Procrastinating a few weeks ago on the daunting revisions my current WIP (work in progress) required, I opened Randy Susan Meyers’ newsletter to find a list of recommended writing books (Randy was also in revision mode). Most of them I’d read, but I’d never heard of Manuscript Makeover, by Elizabeth Lyon. Divided into sections about voice, style, characterization, and even marketing, each chapter starts with a quick “options” section that explains what’s in it, and why (depending on what specific problems we are trying to solve) we should either read it or skip on to the next.
Identifying problems
Lyon describes manuscript issues in a non-judgmental and mostly generic way that make it easy to apply to my own quirks. A perfect example is her three-word command: “Make it worse.” I tend to solve my character’s problems too soon, before the rising tension has a chance to show a character’s weakness (and then spur the growth that follows). Instead, she says, I need to ratchet up the stakes: that ocean the character has to cross should become wider or colder or stormier—not all at once, but through a series of increasing challenges; a single wave crashing over the bow leads to a small gale, which causes the hero to run out of food or the mast to fall over the side (or both).
Multiple viewpoints
Another helpful section discussed the advantages and disadvantages of telling a story from several different viewpoints. Though there is a main character, the book I’m revising changes perspectives in order to show pieces of the story that happen when he’s not present. “Multiple viewpoint stories have more scope,” Lyon agrees, but she also points out that each viewpoint character must have a problem that’s solved, or at least progressed, by the book’s final page. The required balancing act does make the writing (and revision) much more complicated. I’m not sure I’ll ever have the energy for this type of writing again, but it’s the only way to tell this particular story.
Book of the year?
Manuscript Makeover may be the most important book I read in 2017. (Thanks Randy! To see how well she made use of this book, read her novels.) Since finishing it, I’ve developed several new revision techniques that are helping me on the slow slog from first draft to best book possible. The only thing I found distracting was the occasional examples Lyon used, which didn’t always illustrate her point for me as efficiently as her own explanation.

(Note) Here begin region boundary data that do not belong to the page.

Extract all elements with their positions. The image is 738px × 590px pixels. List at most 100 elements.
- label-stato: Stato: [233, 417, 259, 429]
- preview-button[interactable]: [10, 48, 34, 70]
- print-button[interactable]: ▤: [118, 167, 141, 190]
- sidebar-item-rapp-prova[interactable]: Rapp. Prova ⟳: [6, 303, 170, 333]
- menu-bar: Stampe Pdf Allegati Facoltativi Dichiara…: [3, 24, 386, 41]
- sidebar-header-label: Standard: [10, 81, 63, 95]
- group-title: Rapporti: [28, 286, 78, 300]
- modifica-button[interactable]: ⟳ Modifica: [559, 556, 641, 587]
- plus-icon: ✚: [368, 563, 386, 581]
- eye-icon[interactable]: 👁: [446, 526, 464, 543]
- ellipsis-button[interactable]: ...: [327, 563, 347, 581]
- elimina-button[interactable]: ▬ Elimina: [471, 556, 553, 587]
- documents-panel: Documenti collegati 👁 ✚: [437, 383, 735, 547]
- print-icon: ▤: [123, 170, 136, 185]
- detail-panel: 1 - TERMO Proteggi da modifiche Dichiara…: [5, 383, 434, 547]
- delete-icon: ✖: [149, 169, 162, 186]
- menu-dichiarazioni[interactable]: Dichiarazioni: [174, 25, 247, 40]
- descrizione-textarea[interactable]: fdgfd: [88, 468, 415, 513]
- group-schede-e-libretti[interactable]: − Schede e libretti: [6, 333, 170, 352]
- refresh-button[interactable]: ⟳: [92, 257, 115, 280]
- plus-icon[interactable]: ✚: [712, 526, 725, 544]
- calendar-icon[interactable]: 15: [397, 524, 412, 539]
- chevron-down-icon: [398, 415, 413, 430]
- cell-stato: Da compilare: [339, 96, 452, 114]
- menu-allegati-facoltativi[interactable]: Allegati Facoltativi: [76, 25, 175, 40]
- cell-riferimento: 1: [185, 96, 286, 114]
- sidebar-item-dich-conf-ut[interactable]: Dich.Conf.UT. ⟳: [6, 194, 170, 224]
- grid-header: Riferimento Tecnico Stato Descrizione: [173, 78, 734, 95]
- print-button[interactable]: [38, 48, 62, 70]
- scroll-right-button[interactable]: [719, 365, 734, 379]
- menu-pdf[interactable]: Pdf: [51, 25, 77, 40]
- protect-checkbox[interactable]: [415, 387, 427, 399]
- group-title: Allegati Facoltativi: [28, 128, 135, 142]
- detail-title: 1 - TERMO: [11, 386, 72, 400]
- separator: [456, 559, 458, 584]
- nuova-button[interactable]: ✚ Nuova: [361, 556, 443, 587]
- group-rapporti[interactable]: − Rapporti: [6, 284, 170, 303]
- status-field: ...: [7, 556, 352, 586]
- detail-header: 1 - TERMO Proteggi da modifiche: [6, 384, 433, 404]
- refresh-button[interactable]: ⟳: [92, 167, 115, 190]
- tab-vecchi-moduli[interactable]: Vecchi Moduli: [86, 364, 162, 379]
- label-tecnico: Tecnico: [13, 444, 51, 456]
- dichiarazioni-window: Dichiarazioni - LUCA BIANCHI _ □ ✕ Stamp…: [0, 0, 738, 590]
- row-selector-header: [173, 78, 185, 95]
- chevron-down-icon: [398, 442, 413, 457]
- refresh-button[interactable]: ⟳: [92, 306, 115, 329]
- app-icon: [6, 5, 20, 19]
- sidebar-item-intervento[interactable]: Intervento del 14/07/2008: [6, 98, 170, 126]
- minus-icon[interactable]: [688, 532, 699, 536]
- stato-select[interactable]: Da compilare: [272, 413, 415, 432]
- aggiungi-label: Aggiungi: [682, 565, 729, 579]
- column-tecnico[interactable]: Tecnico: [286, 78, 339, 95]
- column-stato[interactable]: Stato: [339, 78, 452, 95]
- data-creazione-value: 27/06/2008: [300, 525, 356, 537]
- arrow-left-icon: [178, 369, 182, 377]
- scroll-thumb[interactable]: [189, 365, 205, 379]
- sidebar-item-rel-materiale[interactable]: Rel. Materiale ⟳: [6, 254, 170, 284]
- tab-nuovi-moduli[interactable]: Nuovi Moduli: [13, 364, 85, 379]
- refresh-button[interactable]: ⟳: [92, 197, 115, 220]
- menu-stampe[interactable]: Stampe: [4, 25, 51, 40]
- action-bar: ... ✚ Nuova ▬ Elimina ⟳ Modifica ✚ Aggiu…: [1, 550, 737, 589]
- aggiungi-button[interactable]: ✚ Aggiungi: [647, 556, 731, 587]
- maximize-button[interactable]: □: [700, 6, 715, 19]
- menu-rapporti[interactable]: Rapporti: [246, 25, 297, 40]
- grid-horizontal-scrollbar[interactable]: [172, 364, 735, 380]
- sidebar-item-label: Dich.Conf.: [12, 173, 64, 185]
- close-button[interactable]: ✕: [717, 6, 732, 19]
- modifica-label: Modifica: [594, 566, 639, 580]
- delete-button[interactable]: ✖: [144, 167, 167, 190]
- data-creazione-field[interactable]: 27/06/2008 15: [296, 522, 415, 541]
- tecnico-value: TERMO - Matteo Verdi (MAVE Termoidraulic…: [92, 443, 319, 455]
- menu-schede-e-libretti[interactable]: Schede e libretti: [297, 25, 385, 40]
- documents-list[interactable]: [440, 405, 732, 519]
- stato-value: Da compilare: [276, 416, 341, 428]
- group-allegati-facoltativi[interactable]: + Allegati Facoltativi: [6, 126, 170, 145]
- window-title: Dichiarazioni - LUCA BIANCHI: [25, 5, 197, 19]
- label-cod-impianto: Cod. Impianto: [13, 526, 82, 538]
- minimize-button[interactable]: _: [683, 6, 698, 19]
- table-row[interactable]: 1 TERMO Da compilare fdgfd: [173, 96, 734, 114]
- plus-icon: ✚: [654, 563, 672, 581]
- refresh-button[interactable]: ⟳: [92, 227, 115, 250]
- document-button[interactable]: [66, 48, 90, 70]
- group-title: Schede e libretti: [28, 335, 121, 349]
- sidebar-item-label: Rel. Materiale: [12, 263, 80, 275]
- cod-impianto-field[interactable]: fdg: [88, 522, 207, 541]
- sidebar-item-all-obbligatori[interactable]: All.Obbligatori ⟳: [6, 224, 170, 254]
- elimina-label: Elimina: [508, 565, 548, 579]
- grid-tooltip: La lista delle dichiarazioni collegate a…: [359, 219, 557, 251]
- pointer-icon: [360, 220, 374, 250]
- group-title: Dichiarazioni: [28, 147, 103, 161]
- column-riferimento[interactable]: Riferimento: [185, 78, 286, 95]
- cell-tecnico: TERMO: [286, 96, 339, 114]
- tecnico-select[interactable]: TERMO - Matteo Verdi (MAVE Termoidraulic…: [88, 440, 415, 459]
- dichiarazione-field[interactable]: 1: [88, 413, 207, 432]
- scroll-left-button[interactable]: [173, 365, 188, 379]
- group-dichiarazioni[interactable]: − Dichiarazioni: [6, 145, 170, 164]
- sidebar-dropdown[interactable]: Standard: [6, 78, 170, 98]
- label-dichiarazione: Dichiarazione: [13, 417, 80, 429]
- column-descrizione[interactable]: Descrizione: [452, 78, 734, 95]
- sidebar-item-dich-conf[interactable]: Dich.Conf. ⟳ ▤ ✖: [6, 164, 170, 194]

Whenever I get discouraged with the overwhelming project of revision, I reread the two quotes on the opening pages, which make me feel like part of a tribe rather than a lonely novelist: “Fiction is the single best means for arriving at the truth.” (Don DeLillo). And from Orson Scott Card: “… there are a thousand right ways to tell a story, and ten million wrong ones, and you’re a lot more likely to find one of the latter than the former your first time through the tale.”